Turunnya Danilla dari panggung diikuti dengan naiknya duo pembawa acara. Mereka umumkan bahwa festival telah usai. Sementara di sudut kiri panggung tampak barisan panjang orang-orang pendaftar sesi photo berbayar bersama Danilla.

Pesta Sudah Usai

Setelah panggung gelap, kru peralatan musik dan sound system adalah orang tersibuk berikutnya. Semua aliran listrik dicabut, kabel-kabel digulung, perkakas berat dimasukkan kembali dalam kotak dan perabot-perabot dikembalikan pada keadaan semula. Mereka yang dibawah panggung, pemilik tenant dan penyewa booth, juga tak kalah sibuk membongkar. Waktunya untuk pulang

Bagi promotor, inilah waktunya untuk berhitung matematis. Menguji hitungan antara perkiraan dan kenyataan.

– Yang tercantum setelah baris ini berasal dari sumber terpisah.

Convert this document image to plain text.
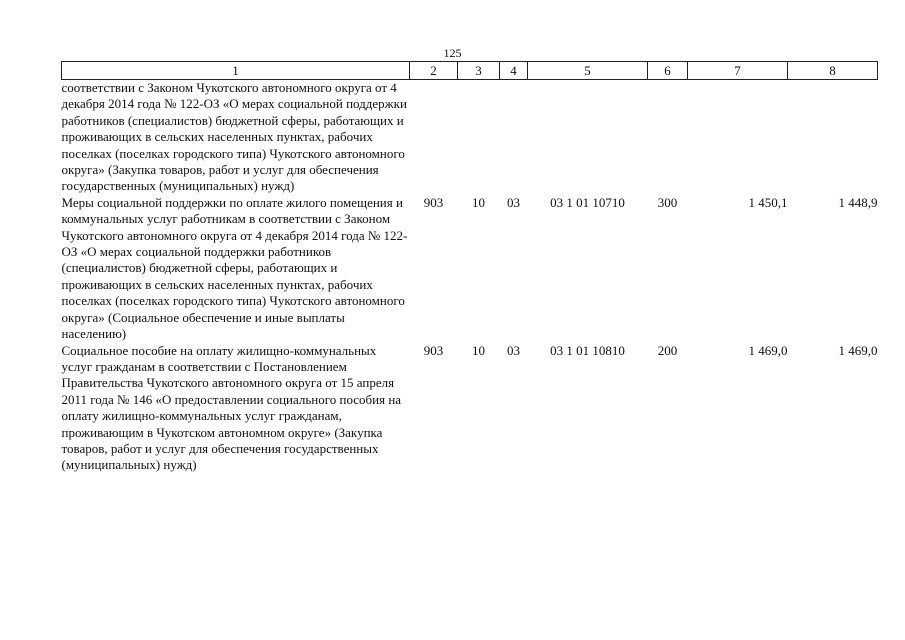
125
1	2	3	4	5	6	7	8
соответствии с Законом Чукотского автономного округа от 4 декабря 2014 года № 122-ОЗ «О мерах социальной поддержки работников (специалистов) бюджетной сферы, работающих и проживающих в сельских населенных пунктах, рабочих поселках (поселках городского типа) Чукотского автономного округа» (Закупка товаров, работ и услуг для обеспечения государственных (муниципальных) нужд)							
Меры социальной поддержки по оплате жилого помещения и коммунальных услуг работникам в соответствии с Законом Чукотского автономного округа от 4 декабря 2014 года № 122-ОЗ «О мерах социальной поддержки работников (специалистов) бюджетной сферы, работающих и проживающих в сельских населенных пунктах, рабочих поселках (поселках городского типа) Чукотского автономного округа» (Социальное обеспечение и иные выплаты населению)	903	10	03	03 1 01 10710	300	1 450,1	1 448,9
Социальное пособие на оплату жилищно-коммунальных услуг гражданам в соответствии с Постановлением Правительства Чукотского автономного округа от 15 апреля 2011 года № 146 «О предоставлении социального пособия на оплату жилищно-коммунальных услуг гражданам, проживающим в Чукотском автономном округе» (Закупка товаров, работ и услуг для обеспечения государственных (муниципальных) нужд)	903	10	03	03 1 01 10810	200	1 469,0	1 469,0
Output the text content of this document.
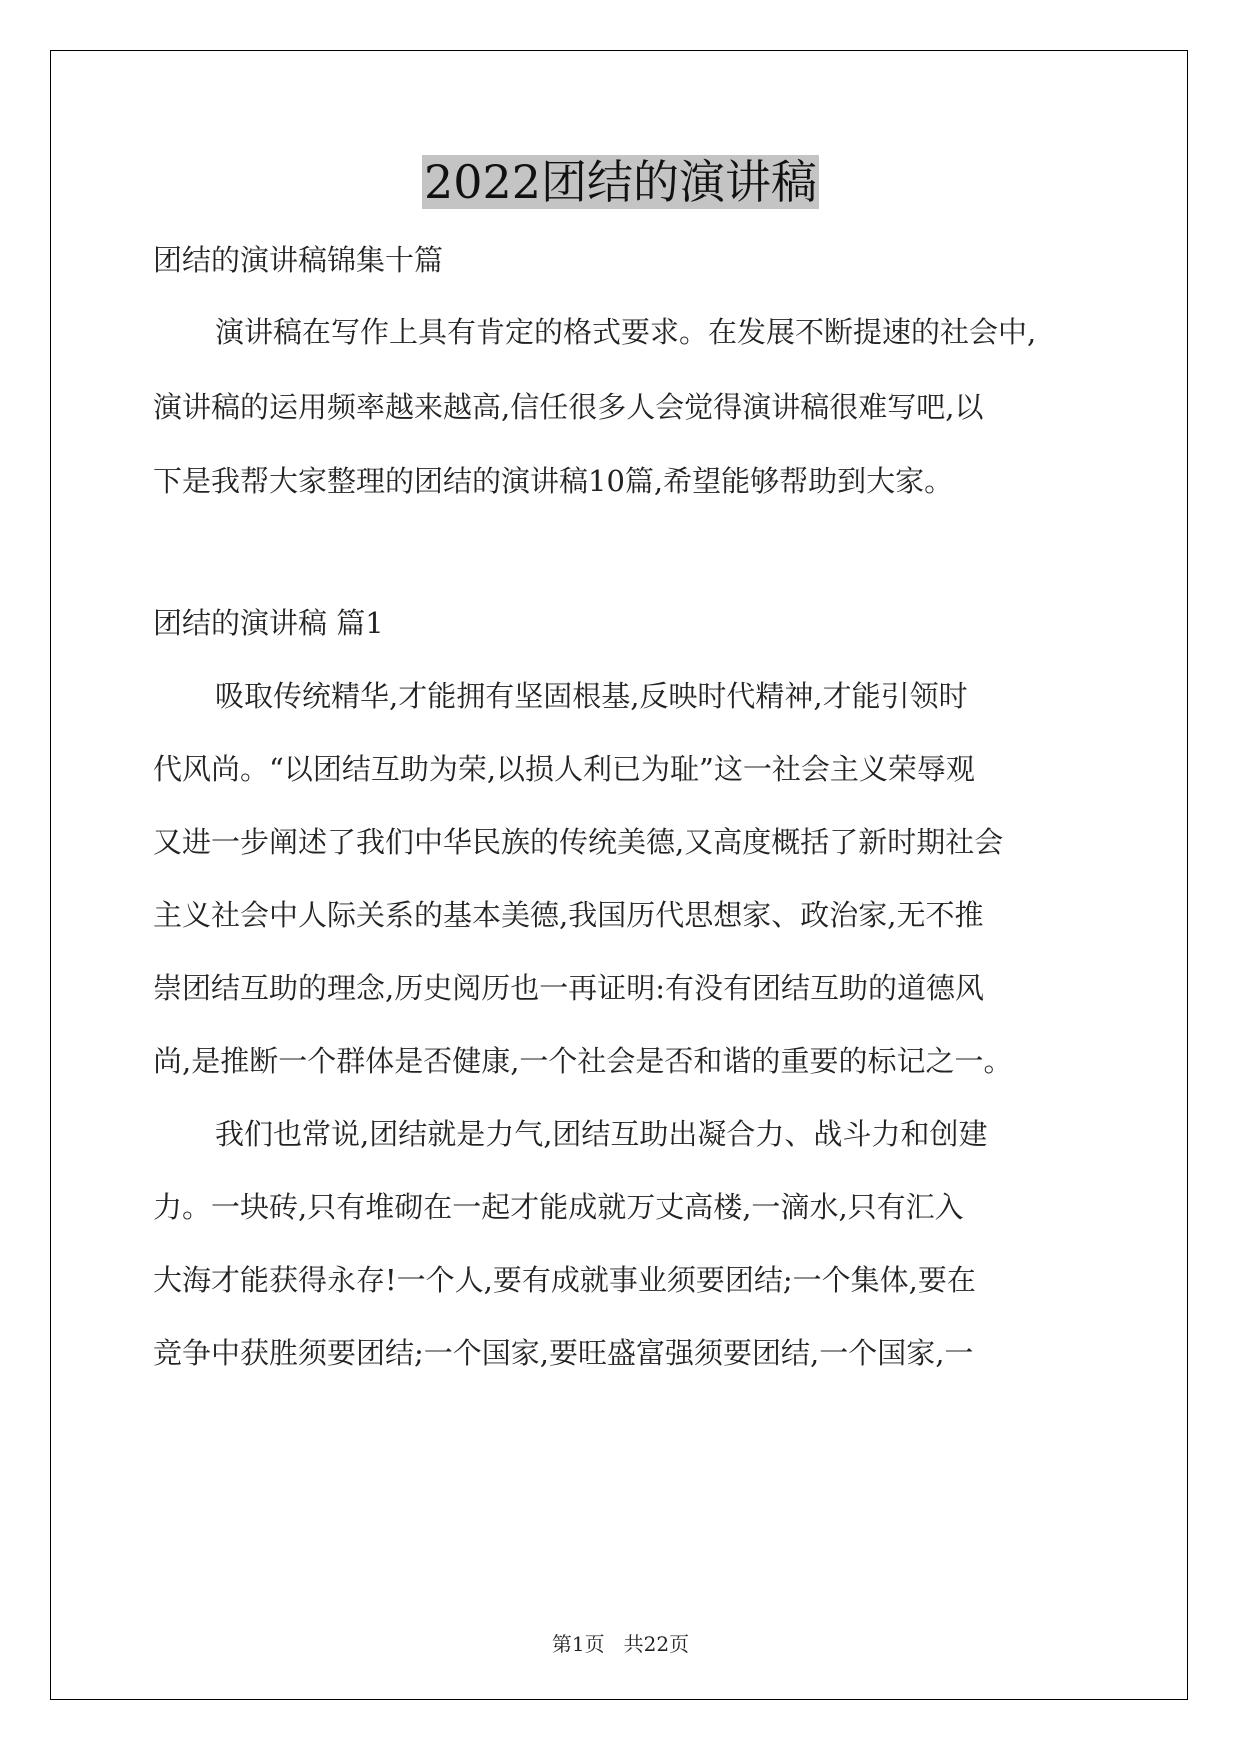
2022团结的演讲稿
团结的演讲稿锦集十篇
演讲稿在写作上具有肯定的格式要求。在发展不断提速的社会中,
演讲稿的运用频率越来越高,信任很多人会觉得演讲稿很难写吧,以
下是我帮大家整理的团结的演讲稿10篇,希望能够帮助到大家。
团结的演讲稿 篇1
吸取传统精华,才能拥有坚固根基,反映时代精神,才能引领时
代风尚。“以团结互助为荣,以损人利已为耻”这一社会主义荣辱观
又进一步阐述了我们中华民族的传统美德,又高度概括了新时期社会
主义社会中人际关系的基本美德,我国历代思想家、政治家,无不推
崇团结互助的理念,历史阅历也一再证明:有没有团结互助的道德风
尚,是推断一个群体是否健康,一个社会是否和谐的重要的标记之一。
我们也常说,团结就是力气,团结互助出凝合力、战斗力和创建
力。一块砖,只有堆砌在一起才能成就万丈高楼,一滴水,只有汇入
大海才能获得永存!一个人,要有成就事业须要团结;一个集体,要在
竞争中获胜须要团结;一个国家,要旺盛富强须要团结,一个国家,一
第1页   共22页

Memang, sekarang ini pergi ke festival sudah menjadi gaya hidup. Banyak orang datang berbondong-bondong. Promotor perlu melihat hal ini sebagai peluang sekaligus tantangan. Karena menurut Ravel Junardy, yang memimpin Revision Live Entertainment menghelat Hammersonic festival selama tujuh tahun berturut-turut, cuma ada dua tipe orang di dunia festival. Mereka yang mau cari untung dan yang cuma ingin bersenang-senang. Kalau mau cari untung, jual-lah festival yang mainstream dengan produk disuka pasar. Kalau mau bersenang-senang, janganlah berharap untung.

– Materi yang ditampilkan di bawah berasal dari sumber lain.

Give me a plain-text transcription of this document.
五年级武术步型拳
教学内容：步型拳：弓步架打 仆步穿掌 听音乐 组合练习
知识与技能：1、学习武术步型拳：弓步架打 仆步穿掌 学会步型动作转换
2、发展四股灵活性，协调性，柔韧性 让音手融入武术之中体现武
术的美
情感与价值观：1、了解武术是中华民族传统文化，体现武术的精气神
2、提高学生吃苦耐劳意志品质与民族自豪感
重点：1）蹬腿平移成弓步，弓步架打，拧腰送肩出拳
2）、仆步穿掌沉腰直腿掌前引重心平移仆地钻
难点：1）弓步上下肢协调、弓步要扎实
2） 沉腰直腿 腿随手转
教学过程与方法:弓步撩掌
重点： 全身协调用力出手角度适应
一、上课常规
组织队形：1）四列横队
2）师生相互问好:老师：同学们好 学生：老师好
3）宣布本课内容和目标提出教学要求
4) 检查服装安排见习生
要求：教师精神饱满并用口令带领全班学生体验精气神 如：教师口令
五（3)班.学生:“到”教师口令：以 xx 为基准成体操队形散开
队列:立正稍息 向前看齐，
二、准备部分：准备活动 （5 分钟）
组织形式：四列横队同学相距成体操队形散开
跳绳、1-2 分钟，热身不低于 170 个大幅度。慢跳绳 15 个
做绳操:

Bagi saya, memasang Killing Me Inside, Kunto Aji, Pamungkas, Feel Koplo, Sal Priadi dan Danilla sebagai headliners rasanya adalah strategi jitu mengkapitalisasi pasar pop generasi milennial. Sementara menampilkan puluhan band medioker dari Bogor dan sekitarnya adalah cara bersenang-senang yang cukup asyik.

Di atas semua itu marilah kita mensukuri kemerdekaan RI ini. Tanpanya, kita tak mungkin menikmati kebebasan gigs dalam festival yang seru.